Published 05/14/2013, 08:54 AM
Updated 03/09/2019, 08:30 AM
Resilient consumption

Retail sales in April were strong. After the very good news from the labour market, it is additional evidence that the US economy avoided the spring swoon this year. Strong job creations seem to have offset the drag on households’ disposable income from the rise in the payroll tax hike earlier this year. GDP growth is set to surprise (most, but not us…) on the upside

Retail sales were up 0.1% in April with widespread strength, as only few retailers saw their sales declining over the month: gas stations (-4.7%), food and beverages (-0.8%) and health and personal care (-0.1%). Sales of everything else were up, from building materials (+1.5) and cars (+1.0%) to clothing (+1.2%).

Excluding volatile items (cars), price-sensitive sectors (gas) and building materials (which are part of residential investment and not private consumption in US national accounts), retail sales were up a very solid 0.5% in April.

In short, the soft patch did not spread beyond March. On a 3-month annualised basis, retail sales were up 4% in April, with the core index up 4.2%. Were core retail sales to grow at a monthly pace of 0.4% in both May and June (the average rate recorded between February and March), the Q2 performance would be in line with the Q1 one.

Today’s data are then consistent with a steady GDP growth over the first half of 2013.

Admittedly, today’s report is the very first set of hard data covering April (and thus Q2). Later this week, data for prices and more importantly industrial production in April will be released. On top of that, the New York and Philadelphia Federal Reserve Banks will publish survey results for May.

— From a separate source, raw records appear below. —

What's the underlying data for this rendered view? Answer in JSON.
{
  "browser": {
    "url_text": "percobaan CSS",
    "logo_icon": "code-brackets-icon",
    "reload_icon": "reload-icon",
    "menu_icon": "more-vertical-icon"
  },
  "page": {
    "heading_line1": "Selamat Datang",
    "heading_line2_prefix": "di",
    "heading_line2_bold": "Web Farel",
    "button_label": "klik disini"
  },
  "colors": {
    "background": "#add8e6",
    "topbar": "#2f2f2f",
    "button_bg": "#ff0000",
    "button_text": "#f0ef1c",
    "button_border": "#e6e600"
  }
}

However, the April labour market report was strong enough to support our optimism, while the recent declining trend in weekly initial claims keeps on illustrating an improvement in labour market conditions.

It may still be too soon to be sure that the US economy did not suffer from a spring swoon this year. It is however more likely with the first April data that the slowdown was very limited in both magnitude and length.